Wenn grüne Brachen verschwinden

NABU Leipzig fürchtet um die biologische Vielfalt am Wilhelm-Leuschner-Platz

Für alle LeserWas entsteht eigentlich, wenn eine städtische Fläche jahrzehntelang brachliegt – so wie das riesige Gebiet zwischen Grünewaldstraße und Peterssteinweg, zu dem der Wilhelm-Leuschner-Platz gehört? Wenn auch die Stadtgärtner hier nicht ständig mähen und sägen? Dann siedeln sich Tierarten an, und zwar jede Menge. Nun bangt der NABU Leipzig um diese Vielfalt auf dem Wilhelm-Leuschner-Platz, denn wenn jetzt alles bebaut wird, verschwindet auch diese grüne Insel.

Deswegen ist für den Naturschutzbund NABU Leipzig der „Platz der Friedlichen Revolution“ tatsächlich der „Platz der Biologischen Vielfalt“.

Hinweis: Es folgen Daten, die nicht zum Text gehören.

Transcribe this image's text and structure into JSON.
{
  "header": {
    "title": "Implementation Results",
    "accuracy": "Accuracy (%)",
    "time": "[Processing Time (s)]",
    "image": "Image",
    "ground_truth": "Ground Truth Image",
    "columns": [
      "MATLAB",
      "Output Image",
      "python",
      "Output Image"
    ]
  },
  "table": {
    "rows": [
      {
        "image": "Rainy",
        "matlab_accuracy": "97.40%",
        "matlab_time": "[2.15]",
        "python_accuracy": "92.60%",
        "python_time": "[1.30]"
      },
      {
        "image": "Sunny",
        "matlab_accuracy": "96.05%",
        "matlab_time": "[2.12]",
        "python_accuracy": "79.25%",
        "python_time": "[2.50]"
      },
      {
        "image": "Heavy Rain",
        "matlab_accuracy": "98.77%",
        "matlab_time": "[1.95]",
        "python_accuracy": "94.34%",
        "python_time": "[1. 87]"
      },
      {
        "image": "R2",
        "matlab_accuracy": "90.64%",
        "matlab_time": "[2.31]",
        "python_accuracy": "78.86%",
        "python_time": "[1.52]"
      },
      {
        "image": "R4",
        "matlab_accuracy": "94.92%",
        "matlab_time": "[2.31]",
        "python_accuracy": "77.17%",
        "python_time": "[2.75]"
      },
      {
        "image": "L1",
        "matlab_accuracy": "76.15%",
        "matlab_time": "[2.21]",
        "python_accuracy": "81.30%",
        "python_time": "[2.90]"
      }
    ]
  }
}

In ehrenamtlicher Freizeitarbeit hat der NABU Leipzig den Platz und seine Wildnis intensiv unter die Lupe genommen. Dabei wurde festgestellt, dass die Artenvielfalt bei den Brutvögeln auf diesem Areal in der Innenstadt größer ist als auf vergleichbaren Flächen. Auf einer Untersuchungsfläche von 3 Hektar fand der NABU 16 Brutvogelarten. Zum Vergleich: Im Clara-Zetkin-Park hat der NABU Leipzig aktuell 40 Hektar untersucht. Auf diesem Areal gibt es jedoch keine 3 Hektar große Fläche mit der gleichen Brutvogelvielfalt.

Die Biodiversität beschränkt sich aber nicht nur auf die Brutvögel, stellt der NABU fest, der Wildwuchs auf dem Gelände ist auch Heimat für andere Tierarten, die hier einen Rückzugsort in der Stadt finden, Versteck- und Nistmöglichkeiten oder auch Nahrung. Das sei umso wichtiger, je mehr die umliegenden Lebensräume verloren gehen.

Denn über das Verschwinden vieler begrünter Brachen, die jahrzehntelang in der Stadt zu finden waren, haben wir ja schon mehrfach geschrieben. Leipzigs Stadtverwaltung zuckt dann nur amtlich die Schultern – eine Strategie, den Verlust solcher Biotop-Inseln zu kompensieren, hat sie nicht.

Noch umgeben von wildem Grün: die Markthallenstraße am Wilhelm-Leuschner-Platz. Foto: Ralf Julke

Noch umgeben von wildem Grün: die Markthallenstraße am Wilhelm-Leuschner-Platz. Foto: Ralf Julke

So wurde beispielsweise die Grünfläche vor dem Europahaus umgestaltet, sämtliche Sträucher wurden gerodet, obwohl gerade sie besonders wertvolle Lebensstätten waren, zum Beispiel für Haussperling und Amsel, kritisiert der NABU. Der Bestand dieser Vögel sinkt im gesamten Stadtgebiet, wo sie noch vor Kurzem allgegenwärtig waren, sucht man sie schon heute oft vergebens. Der NABU sieht eine Ursache für den Negativtrend in rücksichtslosen Baumaßnahmen, denen mehr und mehr Stadtnatur geopfert wird, ohne dass ausreichend Ersatz geschaffen wird, was aber eigentlich gesetzlich vorgeschrieben ist.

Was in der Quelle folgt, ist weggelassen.